John Frusciante :: The Will To Death
Der Gitarrist singt immer besser - und hält den Experimentierdrang im Zaum
Lassen Sie sich nicht täuschen von diesem Mann. Der sieht schluffig aus und war zeitweise wegen Massen von Heroin unzurechnungsfähig, aber John Frusciante hat gegen jede Wahrscheinlichkeitsrechnung überlebt – und jetzt vergeudet er keine Zeit mehr. Der weiß genau, was er will. Schon als sein letztes Soloalbum, „Shadows Collide With People“, erschien, wollte er sich darüber beschweren, dass man bei großen Plattenfirmen maximal ein Album pro Jahr veröffentlichen darf. Er ließ es bleiben, mit den Worten: „Let’s not talk about that now“. Er hatte längst was vor.
Frusciante, als Gitarrist der Red Hot Chili Peppers und Solokünstler, eigentlich schon gut beschäftigt, hat sich mal schnell ein neues Label gesucht: In Amerika erscheinen seine Werke nun bei Record Collection. Die lassen ihn machen: Sechs Alben hat er für dieses Jahr noch geplant, das nächste schon im August eine Zusammenarbeit mit seinem Songwriting-Partner Josh Klinghoffer und Joe Lally (Fugazi), als Ataxia. Mit Klinghoffer kommt noch eine Kooperation, dazu vier Soloplatten.
Die erste davon ist „The Will To Death „. Klinghoffer ist natürlich auch hier dabei – er bedient so viele Instrumente, dass Frusciante ungern auf ihn verzichtet. Die Gitarre bleibt sein Hauptwerkzeug, aber was sich auf „Shadows“ ja bereits ankündigte, springt einem hier sofort ins Ohr: Frusciante ist jetzt auch ein Sänger. Kein Gitarrist, der ins Mikro raunzt, weil’s halt Spaß macht. Das wäre dann ja Keith Richards. Nein, Frusciante hat hart daran gearbeitet, seiner Stimme mehr Ausdrucksmöglichkeiten zu verleihen, und das zahlt sich aus.

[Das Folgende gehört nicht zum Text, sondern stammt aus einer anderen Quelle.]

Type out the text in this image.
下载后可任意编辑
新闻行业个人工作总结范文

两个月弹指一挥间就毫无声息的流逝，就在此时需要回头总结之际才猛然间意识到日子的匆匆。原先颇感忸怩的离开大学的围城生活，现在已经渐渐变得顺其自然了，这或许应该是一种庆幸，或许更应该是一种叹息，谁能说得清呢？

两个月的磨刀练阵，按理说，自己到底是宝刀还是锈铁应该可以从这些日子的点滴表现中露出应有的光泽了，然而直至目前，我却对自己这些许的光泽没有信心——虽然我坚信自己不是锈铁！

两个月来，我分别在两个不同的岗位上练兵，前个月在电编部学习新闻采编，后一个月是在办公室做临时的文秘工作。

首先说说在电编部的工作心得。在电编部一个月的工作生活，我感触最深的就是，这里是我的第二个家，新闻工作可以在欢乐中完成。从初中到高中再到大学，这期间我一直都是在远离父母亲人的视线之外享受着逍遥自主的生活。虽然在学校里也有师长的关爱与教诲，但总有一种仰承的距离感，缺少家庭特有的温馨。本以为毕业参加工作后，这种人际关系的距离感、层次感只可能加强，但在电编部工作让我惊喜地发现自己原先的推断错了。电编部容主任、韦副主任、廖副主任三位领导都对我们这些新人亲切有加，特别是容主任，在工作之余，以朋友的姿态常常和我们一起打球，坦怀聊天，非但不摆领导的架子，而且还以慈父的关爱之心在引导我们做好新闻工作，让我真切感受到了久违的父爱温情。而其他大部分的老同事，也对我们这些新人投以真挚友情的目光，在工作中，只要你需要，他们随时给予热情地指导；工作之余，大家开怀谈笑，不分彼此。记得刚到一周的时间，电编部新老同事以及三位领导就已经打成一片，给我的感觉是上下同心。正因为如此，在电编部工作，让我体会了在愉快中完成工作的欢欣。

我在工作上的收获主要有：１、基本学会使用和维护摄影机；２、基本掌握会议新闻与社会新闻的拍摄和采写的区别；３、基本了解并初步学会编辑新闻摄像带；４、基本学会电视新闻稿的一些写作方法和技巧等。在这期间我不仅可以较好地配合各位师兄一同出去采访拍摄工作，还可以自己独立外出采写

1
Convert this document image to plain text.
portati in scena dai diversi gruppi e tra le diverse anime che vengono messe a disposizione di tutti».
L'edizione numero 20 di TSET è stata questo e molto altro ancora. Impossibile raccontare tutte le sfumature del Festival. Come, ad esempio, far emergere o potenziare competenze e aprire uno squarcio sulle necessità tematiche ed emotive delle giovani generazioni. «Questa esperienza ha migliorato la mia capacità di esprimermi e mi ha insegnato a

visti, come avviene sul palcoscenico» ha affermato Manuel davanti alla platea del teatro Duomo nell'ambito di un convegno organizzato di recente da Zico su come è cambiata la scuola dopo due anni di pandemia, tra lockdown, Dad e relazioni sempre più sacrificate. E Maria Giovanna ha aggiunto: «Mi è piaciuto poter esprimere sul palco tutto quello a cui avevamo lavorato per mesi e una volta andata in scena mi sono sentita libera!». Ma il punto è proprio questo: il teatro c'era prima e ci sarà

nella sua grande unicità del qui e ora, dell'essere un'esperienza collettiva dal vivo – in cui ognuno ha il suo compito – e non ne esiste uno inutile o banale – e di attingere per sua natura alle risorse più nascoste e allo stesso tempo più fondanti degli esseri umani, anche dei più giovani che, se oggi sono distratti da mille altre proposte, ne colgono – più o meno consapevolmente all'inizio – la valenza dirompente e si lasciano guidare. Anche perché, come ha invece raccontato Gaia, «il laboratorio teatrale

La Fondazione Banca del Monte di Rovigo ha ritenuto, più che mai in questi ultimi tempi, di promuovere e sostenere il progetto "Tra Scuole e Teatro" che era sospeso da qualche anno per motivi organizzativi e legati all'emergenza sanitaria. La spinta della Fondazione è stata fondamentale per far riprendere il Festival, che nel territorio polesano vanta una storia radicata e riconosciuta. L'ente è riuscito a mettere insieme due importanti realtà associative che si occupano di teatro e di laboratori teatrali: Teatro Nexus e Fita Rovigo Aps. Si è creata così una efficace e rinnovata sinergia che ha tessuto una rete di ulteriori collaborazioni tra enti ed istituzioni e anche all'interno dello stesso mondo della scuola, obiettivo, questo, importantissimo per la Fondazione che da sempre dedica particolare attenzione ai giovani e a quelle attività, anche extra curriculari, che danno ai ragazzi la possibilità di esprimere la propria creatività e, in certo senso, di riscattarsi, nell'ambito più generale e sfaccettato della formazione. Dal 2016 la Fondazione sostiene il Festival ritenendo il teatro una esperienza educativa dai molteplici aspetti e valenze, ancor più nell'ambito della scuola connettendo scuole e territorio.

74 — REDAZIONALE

„Everyone speaks at the same time, everyone wonders who am I“, so beginnt „The Will To Death“. Und kein einziger Song klingt lebensmüde. Manche sind schwermütig, manche traurig, aber nicht einer ist deprimierend. Am eindrucksvollstem gelingt ihm diese seltsame Mischung aus Melancholie und Mut auf „Loss“, einer so rührenden Balladen mit so komischen Zeilen. „I know I mean what I’m forgetting/ We give for everything we’re getting.“ Seinen Drang zu elektronischen Experimenten hat Frusciante diesmal im Zaum gehalten (das kommt sicher auf einem der nächsten Album wieder bloß nicht in Sicherheit wiegen!), dies ist klassische Rockmusik. Auf „An Exercise“ erinnert sein Gesang gar an Billy Squier, die Gitarre freilich an die Peppers. Langsam fragt man sich allerdings, ob Frusciante die überhaupt noch braucht.